Benjamin.. stop masquerading as a regular reader/commenter and tell us who and what you are. Do you really think your political bias and motivations are being hidden whilst in plain sight?
Atticus, you have used this site longer than me, and know full well that when a comment chain reaches a certain number of replies, you can’t go further.
Unfortunately, your lack of knowledge isn’t evidence of a conspiracy.

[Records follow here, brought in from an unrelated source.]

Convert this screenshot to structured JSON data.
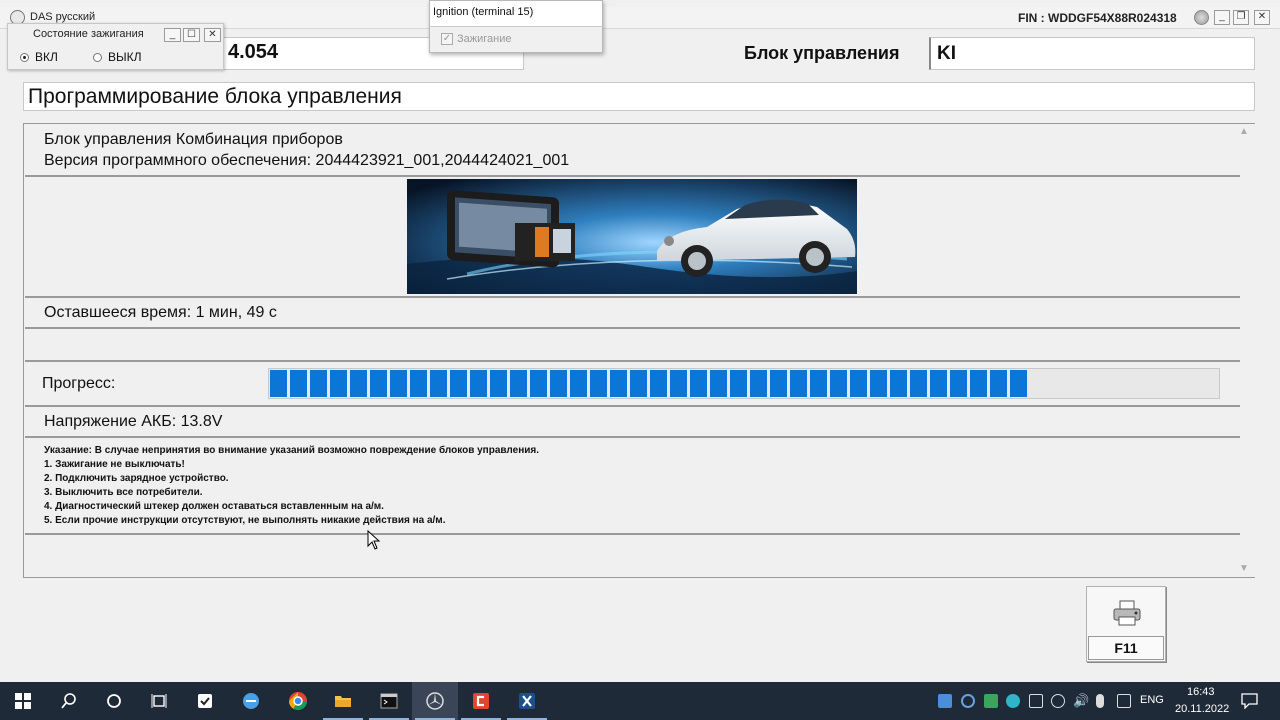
{
  "window": {
    "title": "DAS русский",
    "fin": "FIN : WDDGF54X88R024318"
  },
  "header": {
    "software_version": "4.054",
    "control_unit_label": "Блок управления",
    "control_unit_value": "KI"
  },
  "page_title": "Программирование блока управления",
  "ecu": {
    "unit_line": "Блок управления Комбинация приборов",
    "software_line": "Версия программного обеспечения: 2044423921_001,2044424021_001"
  },
  "remaining_time": "Оставшееся время: 1 мин, 49 с",
  "progress": {
    "label": "Прогресс:",
    "fraction": 0.8
  },
  "battery_voltage": "Напряжение АКБ: 13.8V",
  "notes": [
    "Указание:  В случае непринятия во внимание указаний возможно повреждение блоков управления.",
    "1. Зажигание не выключать!",
    "2. Подключить зарядное устройство.",
    "3. Выключить все потребители.",
    "4. Диагностический штекер должен оставаться вставленным на а/м.",
    "5. Если прочие инструкции отсутствуют, не выполнять никакие действия на а/м."
  ],
  "print_button": {
    "key": "F11",
    "icon": "printer-icon"
  },
  "ignition_window": {
    "title": "Состояние зажигания",
    "option_on": "ВКЛ",
    "option_off": "ВЫКЛ",
    "selected": "ВКЛ"
  },
  "terminal_popup": {
    "title": "Ignition (terminal 15)",
    "checkbox_label": "Зажигание",
    "checked": true
  },
  "taskbar": {
    "icons": [
      "windows-start-icon",
      "search-icon",
      "cortana-icon",
      "task-view-icon",
      "check-app-icon",
      "minus-app-icon",
      "chrome-icon",
      "file-explorer-icon",
      "terminal-icon",
      "mercedes-das-icon",
      "red-app-icon",
      "xentry-icon"
    ],
    "language": "ENG",
    "time": "16:43",
    "date": "20.11.2022"
  },
  "colors": {
    "progress": "#0c76d6",
    "taskbar": "#1f2a38"
  }
}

And in regards to your challenge on my statement about AirBnBs, I agree. They are businesses.
And business should follow business regulation and legalisation, and be taxed business rates, because as we have just agreed. They are business rates.
I think the interesting thing is there is almost no evidence to demonstrate a health and safety risk in AirBnBs. Evidence of two fires in two properties in the UK have been produced which aren’t even in Brighton over seven years. How many fires in long term lets or hotels in Brighton alone? How many in council Brighton run properties. What about the same figures since 2017 nationwide. Perhaps we are looking at this all wrong and council properties should be licensed and we should be paying AirBnB inspection companies to license and inspect them to bring them up to standard of AirBnBs if the percentage of issues is higher?
Kate, the issue isn’t the number of fires; it’s that Airbnb often evade even basic safety checks required of other housing. Long-term rentals, hotels, and council homes are already regulated. The fact that some council housing may also have issues doesn’t justify leaving short-term lets unregulated. Two wrongs don’t make a right, and regulation should raise standards across the board, not allow loopholes.
If a guest is paying hotel-like rates, they deserve hotel-level safety. To do that, they need registration and regulation. That’s the core of the argument.
Active Airbnbs make up 1.7% of homes in Brighton & Hove. Give your heads a wobble
The actual figure is closer to 3%, nearly double that. This also doesn’t account for how concentrated these listings are in tourist-heavy areas, where the impact is far greater than the citywide average might suggest.